All these considerations made me abandon the project. I’m disappointed that I didn’t continue but I wasn’t interested in making a marginal impact. Many alt-protein brands exist in India and the world and unless I had something radically better, there was no point in jumping in the well and playing a me-too game.

A new type of cryptocurrency

Last year, I stumbled upon an AI-art project which generated art for any given caption. At first, I played around with it manually and generated a few images.

Given a caption, generating these images is computationally expensive. It immediately struck me that perhaps this can replace proof-of-work algorithms in blockchains that are required to be computationally expensive but, unlike these beautiful images, produce no beneficial output. For blockchains, wasting computational energy is the entire point. I wondered what if we could achieve the same objectives but actually produce pieces of art.

So, I began prototyping. The design of the blockchain was simple and using I also ended up getting a prototype to work. In the process, since I had to modify the code of an actual working blockchain, I learned ins-and-outs of blockchains and cryptocurrencies.

Ultimately, I realized that even though this was a fun project and will likely attract a core audience, it wasn’t aligned with my moral code.
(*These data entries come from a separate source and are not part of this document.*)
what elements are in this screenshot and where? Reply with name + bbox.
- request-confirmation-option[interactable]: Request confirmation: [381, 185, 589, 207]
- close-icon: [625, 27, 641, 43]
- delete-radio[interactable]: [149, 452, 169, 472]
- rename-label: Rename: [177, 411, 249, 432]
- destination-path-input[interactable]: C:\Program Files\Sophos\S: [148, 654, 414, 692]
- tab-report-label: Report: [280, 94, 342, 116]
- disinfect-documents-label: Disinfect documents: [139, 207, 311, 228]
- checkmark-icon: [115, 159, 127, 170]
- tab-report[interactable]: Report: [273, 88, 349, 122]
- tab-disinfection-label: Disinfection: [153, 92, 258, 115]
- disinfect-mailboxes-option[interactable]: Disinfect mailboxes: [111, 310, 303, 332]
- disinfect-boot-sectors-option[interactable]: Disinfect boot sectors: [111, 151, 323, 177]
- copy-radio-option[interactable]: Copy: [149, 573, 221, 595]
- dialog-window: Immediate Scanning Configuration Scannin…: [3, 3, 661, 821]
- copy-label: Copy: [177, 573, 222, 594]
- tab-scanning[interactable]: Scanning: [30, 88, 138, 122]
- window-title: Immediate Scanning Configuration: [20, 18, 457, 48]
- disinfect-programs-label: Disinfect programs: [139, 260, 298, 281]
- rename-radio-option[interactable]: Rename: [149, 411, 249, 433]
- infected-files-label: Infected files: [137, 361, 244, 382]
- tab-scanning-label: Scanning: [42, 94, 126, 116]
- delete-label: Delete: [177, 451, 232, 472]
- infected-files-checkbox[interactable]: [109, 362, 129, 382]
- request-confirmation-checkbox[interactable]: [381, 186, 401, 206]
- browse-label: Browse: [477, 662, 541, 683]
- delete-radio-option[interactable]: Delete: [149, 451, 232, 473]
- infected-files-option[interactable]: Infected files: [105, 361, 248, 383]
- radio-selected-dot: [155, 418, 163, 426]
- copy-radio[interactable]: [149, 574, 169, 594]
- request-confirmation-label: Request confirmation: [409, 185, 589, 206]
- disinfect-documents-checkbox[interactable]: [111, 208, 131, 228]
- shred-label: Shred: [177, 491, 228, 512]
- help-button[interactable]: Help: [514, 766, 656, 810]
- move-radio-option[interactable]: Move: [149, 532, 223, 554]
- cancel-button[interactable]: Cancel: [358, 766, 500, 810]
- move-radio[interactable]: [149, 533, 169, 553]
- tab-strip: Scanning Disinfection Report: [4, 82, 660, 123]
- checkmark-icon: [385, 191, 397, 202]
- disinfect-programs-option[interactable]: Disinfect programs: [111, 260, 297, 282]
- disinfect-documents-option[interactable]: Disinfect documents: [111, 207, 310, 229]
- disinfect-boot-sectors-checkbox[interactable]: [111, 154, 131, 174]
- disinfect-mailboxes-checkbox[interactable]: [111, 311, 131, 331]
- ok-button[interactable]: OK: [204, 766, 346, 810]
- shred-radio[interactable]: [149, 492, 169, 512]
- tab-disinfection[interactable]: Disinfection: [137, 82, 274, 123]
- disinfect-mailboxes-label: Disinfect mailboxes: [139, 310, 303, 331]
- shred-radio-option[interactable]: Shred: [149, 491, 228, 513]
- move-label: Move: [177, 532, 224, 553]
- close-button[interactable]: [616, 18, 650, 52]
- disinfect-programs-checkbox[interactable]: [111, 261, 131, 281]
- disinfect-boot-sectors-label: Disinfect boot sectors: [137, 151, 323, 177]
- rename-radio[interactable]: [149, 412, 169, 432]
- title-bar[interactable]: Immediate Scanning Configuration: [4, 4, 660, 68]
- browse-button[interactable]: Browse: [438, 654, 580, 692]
The limited time I have in my life shouldn’t be spent developing a largely zero-sum game of cryptocurrencies.

If anyone is interested in reading more about the project or taking it forward, I’ve made the initial document public. I had also registered deepstamp.org for hosting the project and will be happy to donate it if anyone actually ends up developing this or something similar.

What about Wingify?

None of what I wrote above would have been possible if my company didn’t have a capable leadership team led by my co-founder. As a chairman, I don’t get involved in day to day operations and that is what enables me to explore all the non-money-making curiosities. At Wingify, I have the privilege to choose my own projects and those are often the ones that require giving feedback and guidance instead of owning execution.

At this point of Wingify’s maturity, our growth strategy is clear and we have a team capable of executing the plan. This clarity has enabled the company to post incredible revenue and profit growth in 2021. In fact, the last year has been the best year the company has had in the last 5 years and I’m very happy with its trajectory into the future.